Comment by mschuster91
16 hours ago
> But we had successful global networks before the Internet (the PSTN, telegraph)
These were ripe with espionage, wiretapping and sabotage. Access to it used to be highly restricted as well, up until the 90s for example you were only allowed to connect government-licensed modems to the German PSTN directly.
> These were ripe with espionage, wiretapping and sabotage.
Just like today's Internet. BGP spoofing, CALEA, DDoS.
> Access to it used to be highly restricted as well ...
And this is where the regression or "downfall" is beginning. Access to the Internet (as in ability to send/receive arbitrary data to the wider Internet) is something I bet is going to be increasingly restricted, but most people won't notice because they don't understand the difference between apps and the Internet.

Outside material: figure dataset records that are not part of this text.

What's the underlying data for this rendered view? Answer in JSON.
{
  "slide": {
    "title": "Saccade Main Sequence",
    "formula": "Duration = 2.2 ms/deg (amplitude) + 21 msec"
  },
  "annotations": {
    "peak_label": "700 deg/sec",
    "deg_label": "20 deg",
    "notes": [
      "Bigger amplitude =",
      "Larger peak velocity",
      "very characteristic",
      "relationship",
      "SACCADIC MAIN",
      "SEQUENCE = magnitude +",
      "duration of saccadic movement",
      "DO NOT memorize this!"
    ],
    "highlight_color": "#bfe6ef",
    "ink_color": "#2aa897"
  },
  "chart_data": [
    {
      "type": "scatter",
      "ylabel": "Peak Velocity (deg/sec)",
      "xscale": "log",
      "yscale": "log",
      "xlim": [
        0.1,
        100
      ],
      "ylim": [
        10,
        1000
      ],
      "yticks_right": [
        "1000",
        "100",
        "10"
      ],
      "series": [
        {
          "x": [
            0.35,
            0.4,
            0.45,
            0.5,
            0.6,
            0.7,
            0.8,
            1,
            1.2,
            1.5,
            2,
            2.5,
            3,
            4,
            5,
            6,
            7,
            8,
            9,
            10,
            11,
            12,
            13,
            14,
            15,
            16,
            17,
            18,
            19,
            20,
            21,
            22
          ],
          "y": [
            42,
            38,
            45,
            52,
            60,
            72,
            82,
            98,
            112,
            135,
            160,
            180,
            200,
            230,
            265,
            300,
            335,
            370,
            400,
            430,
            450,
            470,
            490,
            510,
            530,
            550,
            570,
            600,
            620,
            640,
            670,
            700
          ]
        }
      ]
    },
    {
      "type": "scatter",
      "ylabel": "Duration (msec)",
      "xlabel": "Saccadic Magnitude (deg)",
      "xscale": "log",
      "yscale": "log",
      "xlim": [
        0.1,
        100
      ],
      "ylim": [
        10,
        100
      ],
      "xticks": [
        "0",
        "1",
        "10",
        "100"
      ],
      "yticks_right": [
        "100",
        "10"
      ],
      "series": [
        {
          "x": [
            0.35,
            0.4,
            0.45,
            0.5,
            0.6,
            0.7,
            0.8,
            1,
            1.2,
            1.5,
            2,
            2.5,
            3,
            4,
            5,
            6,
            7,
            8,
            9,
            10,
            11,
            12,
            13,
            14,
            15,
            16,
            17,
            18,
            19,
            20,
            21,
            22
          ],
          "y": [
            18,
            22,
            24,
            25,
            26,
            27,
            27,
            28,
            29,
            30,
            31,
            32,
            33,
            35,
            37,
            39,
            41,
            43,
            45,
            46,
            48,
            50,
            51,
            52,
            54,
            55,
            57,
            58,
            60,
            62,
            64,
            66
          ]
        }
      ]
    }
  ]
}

I'd be surprised if direct access to the Internet is possible for consumers in the next 10 years. Everything will have to be through approved apps (age assurance is going to be the catalyst) that work over registered tunnels contracted through ISPs, if there isn't an outright blurring or merger between the concepts of phone/CPE, ISP and CDN. Your non-tech layperson will not know any difference whatsoever if all they use are their phone plan, streaming/banking apps and Facebook.
Surely this was simply the nature of Deutsche Bundespost / Deutsche Telekom? Like, of course you had to use hardware they had approved to connect to their network.
This was the same in many places. The cost of hardware and connection time limited connections, and no one had cryptography except the government and ultra nerds.
There was also no way for a normal person to easily and cheaply communicate with 20 million people in realtime.